You know that quote by sportswriter R. Gordon Beard about how Baltimoreans don’t name candy bars after their sports stars, but often name their kids after Brooks Robinson? I know that’s true, because I did exactly the same. But lifelong Orioles fan Johnathon Schaech went one step further.

“I named my son Camden, after Camden Yards,” explained Schaech, a Baltimore County native and actor you might know as the “DC’s Legends Of Tomorrow” vengeful Civil War bounty hunter Jonah Hex, a hot drifter in “The Doom Generation,” or Gwyneth Paltrow’s clueless paramour in “Hush.” But you probably remember him best as the improbably handsome and impossibly arrogant musical dreamboat Jimmy in Tom Hanks’ delightful “That Thing You Do!”

“I’ve been traveling the world making movies for over 30 years, and the one consistent thing is the Orioles,” Schaech said by Zoom last week. “They’re good now! My son’s name is Camden for a reason.” He’s such a big fan that his black-and orange-gear has appeared onscreen without him. Ageless actor Paul Rudd, a Kansas City Royals fan, “stole my Orioles hat” and wore it in a scene about fantasy baseball in Judd Apatow’s “Knocked Up.” That’s hardcore.

The two of us bonded on Twitter several years ago over our shared O’s-centric child naming and Baltimore connections. I am also a “That Thing You Do!” superfan to a degree that would embarrass any normal person. I actually used a quote from it on the dedication page of my memoir. That he found that charming — he even gave me a blurb for the book — is why we’re friends.

The Baltimore Banner thanks its sponsors. Become one.

The Edgewood High School class of ‘87 graduate and son of a retired Baltimore City police officer is as busy as ever with two new projects: “Blue Ridge,” a TV movie he starred in for cable’s INSP network that did so well it inspired a full series he’ll be seen in later this year, and the erotic thriller “Suitable Flesh,” based on a H.P. Lovecraft story and co-starring Heather Graham, which premiered earlier this month at New York’s Tribeca Film Festival.

It’s sort of ironic that Schaech’s current career upswing has come after he — much like his “Blue Ridge” character, Green Beret-turned-small-town-sheriff Justin Wise — left California and moved to the South. “I just wanted to be taken by a higher consciousness. I wanted to be more present for my family, for my little ones, and to let God take me wherever he was going to take me,” said Schaech, who now lives in Nashville.

Being away from Hollywood has also allowed Schaech to reflect on his decision to share claims that he was sexually abused by acclaimed director Franco Zeffirelli on the set of the 1994 Italian film “Sparrow.” The incident “sent me into a shame spiral” and cast a pall over his career and his enjoyment of it, “every audition, every performance. I didn’t like myself, and it got worse and worse.”

In 2018, Schaech wrote a moving piece in People magazine about his experience, which the director’s family denied. “I remember my therapist saying, ‘If you do this, you may never act again. That’s something you should really think about,’ ” he said. “But I made the decision. ‘I can’t live like this anymore.’ I thought I could help other people from falling into that spiral, and that if I did it, I would be OK.”

And he has. “After I finished shooting ‘Suitable Flesh,’ I was driving up from Mississippi and thought, ‘Oh my God, I had so much fun!’ ” he said. “I really enjoyed my co-stars. There were no icky feelings, no shame afterwards. I know that it [the alleged assault] wasn’t my fault, and that’s it. I’m so grateful to get to that place and not keep it a secret.”

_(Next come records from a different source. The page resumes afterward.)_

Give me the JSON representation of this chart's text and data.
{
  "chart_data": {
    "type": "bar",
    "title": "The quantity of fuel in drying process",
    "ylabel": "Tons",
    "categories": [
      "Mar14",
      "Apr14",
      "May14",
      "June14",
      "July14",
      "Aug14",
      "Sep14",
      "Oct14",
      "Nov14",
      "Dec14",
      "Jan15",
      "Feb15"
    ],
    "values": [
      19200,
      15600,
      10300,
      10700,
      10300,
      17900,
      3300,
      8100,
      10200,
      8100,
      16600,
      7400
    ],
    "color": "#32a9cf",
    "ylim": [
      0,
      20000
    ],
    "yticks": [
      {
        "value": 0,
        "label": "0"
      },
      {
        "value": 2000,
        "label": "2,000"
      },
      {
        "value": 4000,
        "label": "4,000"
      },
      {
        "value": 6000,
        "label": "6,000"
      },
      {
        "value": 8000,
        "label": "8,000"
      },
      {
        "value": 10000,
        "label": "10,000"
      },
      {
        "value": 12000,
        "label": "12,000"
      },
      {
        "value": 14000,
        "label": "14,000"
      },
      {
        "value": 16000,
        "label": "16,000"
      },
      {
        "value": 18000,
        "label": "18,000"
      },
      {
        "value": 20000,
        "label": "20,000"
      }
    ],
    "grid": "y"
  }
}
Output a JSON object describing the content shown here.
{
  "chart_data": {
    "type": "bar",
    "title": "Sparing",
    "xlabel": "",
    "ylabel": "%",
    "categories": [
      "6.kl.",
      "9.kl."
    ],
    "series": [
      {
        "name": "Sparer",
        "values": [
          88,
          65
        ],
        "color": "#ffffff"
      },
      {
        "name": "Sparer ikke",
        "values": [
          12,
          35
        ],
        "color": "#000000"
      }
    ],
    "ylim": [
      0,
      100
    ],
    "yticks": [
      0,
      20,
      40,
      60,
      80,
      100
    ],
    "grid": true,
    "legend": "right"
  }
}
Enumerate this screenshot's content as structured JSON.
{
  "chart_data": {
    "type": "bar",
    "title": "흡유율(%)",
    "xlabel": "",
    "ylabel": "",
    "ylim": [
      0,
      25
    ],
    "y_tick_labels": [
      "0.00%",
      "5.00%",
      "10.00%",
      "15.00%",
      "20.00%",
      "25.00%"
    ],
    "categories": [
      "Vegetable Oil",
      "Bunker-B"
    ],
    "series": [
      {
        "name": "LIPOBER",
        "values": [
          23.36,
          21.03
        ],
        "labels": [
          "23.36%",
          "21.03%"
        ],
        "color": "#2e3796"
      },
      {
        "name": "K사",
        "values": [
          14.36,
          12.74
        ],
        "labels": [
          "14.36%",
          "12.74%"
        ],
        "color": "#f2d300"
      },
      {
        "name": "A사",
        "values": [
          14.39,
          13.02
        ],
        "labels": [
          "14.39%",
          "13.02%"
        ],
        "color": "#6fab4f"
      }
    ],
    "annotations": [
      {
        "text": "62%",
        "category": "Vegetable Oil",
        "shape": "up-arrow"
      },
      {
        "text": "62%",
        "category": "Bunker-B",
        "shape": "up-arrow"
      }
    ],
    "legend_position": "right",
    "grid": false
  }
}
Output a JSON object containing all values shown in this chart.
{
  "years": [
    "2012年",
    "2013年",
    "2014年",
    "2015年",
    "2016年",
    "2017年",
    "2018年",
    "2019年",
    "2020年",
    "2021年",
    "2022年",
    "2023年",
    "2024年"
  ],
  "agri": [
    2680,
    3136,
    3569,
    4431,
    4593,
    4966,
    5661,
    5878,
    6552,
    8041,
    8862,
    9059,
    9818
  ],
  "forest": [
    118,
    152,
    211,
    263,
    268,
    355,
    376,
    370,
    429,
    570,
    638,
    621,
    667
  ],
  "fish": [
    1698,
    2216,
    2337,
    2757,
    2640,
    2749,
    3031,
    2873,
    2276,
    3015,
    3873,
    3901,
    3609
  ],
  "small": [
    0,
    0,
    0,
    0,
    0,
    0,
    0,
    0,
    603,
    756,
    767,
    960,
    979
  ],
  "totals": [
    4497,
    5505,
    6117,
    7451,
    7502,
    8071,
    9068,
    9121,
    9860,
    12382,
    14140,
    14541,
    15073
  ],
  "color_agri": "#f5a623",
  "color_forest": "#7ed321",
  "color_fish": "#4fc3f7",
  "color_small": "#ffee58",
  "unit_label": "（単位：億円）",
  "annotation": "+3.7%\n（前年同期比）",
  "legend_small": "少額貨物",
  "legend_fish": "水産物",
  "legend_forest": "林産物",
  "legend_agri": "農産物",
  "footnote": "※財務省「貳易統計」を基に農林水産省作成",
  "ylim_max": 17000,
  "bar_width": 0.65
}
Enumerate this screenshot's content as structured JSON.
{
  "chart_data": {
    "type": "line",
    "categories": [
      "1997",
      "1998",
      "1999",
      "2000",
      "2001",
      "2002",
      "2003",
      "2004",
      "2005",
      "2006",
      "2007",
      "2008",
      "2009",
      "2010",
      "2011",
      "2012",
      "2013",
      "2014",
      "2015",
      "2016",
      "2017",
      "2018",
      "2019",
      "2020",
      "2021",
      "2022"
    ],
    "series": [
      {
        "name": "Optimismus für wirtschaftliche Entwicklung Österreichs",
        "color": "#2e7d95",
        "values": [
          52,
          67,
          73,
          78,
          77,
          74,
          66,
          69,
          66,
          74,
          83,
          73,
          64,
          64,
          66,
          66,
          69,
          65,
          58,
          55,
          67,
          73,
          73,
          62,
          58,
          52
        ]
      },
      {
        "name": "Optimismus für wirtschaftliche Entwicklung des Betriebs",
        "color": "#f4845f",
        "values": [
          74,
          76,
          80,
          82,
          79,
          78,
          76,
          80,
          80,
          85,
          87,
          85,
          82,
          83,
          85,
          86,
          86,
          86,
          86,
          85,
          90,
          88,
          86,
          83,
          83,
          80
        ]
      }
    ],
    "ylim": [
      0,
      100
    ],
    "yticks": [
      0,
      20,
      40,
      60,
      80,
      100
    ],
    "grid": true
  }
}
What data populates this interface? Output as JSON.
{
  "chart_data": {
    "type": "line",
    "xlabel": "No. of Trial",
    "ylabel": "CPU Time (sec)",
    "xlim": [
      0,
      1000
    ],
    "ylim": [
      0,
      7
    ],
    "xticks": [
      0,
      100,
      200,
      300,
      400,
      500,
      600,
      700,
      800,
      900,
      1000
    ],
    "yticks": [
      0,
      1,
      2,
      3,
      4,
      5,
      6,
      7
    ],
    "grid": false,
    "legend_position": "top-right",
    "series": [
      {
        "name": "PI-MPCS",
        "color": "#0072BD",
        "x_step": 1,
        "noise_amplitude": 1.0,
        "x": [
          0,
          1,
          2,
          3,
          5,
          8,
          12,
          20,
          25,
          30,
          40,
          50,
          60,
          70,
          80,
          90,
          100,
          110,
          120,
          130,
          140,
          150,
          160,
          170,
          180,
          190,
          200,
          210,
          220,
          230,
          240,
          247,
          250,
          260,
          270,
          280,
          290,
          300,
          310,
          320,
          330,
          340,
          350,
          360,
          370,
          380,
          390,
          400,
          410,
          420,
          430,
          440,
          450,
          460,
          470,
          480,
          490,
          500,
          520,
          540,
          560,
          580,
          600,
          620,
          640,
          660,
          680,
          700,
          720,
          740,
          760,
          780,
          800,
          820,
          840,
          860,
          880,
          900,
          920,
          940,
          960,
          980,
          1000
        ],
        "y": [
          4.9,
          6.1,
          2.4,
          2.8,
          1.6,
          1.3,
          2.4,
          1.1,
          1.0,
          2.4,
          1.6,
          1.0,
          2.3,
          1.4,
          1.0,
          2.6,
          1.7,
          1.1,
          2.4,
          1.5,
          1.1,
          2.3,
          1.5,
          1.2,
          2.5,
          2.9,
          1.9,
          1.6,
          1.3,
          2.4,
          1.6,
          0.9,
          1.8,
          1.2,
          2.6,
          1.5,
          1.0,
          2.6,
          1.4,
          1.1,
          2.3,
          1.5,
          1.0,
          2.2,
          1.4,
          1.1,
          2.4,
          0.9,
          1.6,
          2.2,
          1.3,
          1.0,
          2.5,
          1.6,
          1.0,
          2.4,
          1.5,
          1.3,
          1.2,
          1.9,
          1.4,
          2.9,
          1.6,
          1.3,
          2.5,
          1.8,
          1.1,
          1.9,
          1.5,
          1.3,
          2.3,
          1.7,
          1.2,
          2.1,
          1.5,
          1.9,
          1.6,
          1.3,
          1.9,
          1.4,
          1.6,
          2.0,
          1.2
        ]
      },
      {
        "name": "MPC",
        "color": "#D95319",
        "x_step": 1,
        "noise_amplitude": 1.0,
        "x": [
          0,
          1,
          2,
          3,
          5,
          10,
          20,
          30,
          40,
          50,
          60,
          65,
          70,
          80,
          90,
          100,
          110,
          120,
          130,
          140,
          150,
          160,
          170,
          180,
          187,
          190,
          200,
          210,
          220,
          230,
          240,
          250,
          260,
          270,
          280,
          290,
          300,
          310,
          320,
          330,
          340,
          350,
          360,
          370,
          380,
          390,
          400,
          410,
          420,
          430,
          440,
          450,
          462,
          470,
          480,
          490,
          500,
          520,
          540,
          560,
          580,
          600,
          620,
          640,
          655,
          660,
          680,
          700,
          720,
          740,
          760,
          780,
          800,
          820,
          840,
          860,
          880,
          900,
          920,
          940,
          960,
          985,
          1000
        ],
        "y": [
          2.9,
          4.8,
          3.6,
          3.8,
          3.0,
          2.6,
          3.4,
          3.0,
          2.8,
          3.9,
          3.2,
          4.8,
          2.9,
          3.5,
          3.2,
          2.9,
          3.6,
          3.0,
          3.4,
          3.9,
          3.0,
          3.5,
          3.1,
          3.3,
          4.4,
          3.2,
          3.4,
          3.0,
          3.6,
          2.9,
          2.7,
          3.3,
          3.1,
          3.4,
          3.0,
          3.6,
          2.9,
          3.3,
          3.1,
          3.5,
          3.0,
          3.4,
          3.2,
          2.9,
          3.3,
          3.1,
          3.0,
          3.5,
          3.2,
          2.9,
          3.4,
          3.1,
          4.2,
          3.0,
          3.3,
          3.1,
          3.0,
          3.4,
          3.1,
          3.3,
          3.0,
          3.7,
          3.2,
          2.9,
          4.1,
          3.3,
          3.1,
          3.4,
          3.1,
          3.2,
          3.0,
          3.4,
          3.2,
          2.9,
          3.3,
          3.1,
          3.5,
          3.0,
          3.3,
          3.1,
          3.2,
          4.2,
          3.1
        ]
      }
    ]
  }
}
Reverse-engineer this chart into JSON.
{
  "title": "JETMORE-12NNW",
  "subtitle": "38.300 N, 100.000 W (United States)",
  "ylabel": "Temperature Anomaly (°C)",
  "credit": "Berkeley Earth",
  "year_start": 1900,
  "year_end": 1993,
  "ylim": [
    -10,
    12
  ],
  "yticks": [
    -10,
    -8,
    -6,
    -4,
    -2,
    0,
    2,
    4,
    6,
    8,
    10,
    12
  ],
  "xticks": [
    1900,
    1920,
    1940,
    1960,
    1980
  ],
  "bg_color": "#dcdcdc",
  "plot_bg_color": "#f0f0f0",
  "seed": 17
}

The Baltimore Banner thanks its sponsors. Become one.

Although Schaech is engaged in his current work and family — he and wife, Julie, have two children ― he still has love for “That Thing You Do!,” a genuinely sweet movie about The Wonders, a fictional 1960s band from Erie, Pennsylvania, who have a brief, improbable run to (almost) the top of the charts. It wasn’t an initial box-office hit, but decades later, it’s a genuine cult classic. I’ve always been Team Wonders: I saw it on opening night in 1996 at York, Pennsylvania’s West Manchester Mall and went back the next weekend to buy the soundtrack.

Watch on YouTube

The sheer joy of the film, Schaech says, is all due to his director and co-star, who plays the mysterious manager Mr. White: “That movie is Tom Hanks. We should all aspire to be Tom Hanks.”

His character, lead singer Jimmy, was presumably the villain, a vainglorious artiste and bad boyfriend who, nonetheless, was protective of his music as a businessman and actually showed up to performances. “Jimmy was such a jerk, but he did have some chutzpah,” Schaech said. “He was the only one who had some focus.”

Schaech thinks audiences connected to the film’s parallels to their own nearly realized dreams. “It’s their lives, what they want to do. You have one hit and you can’t continue. The band falls apart,” he said. “But we want to be able to have that one hit.”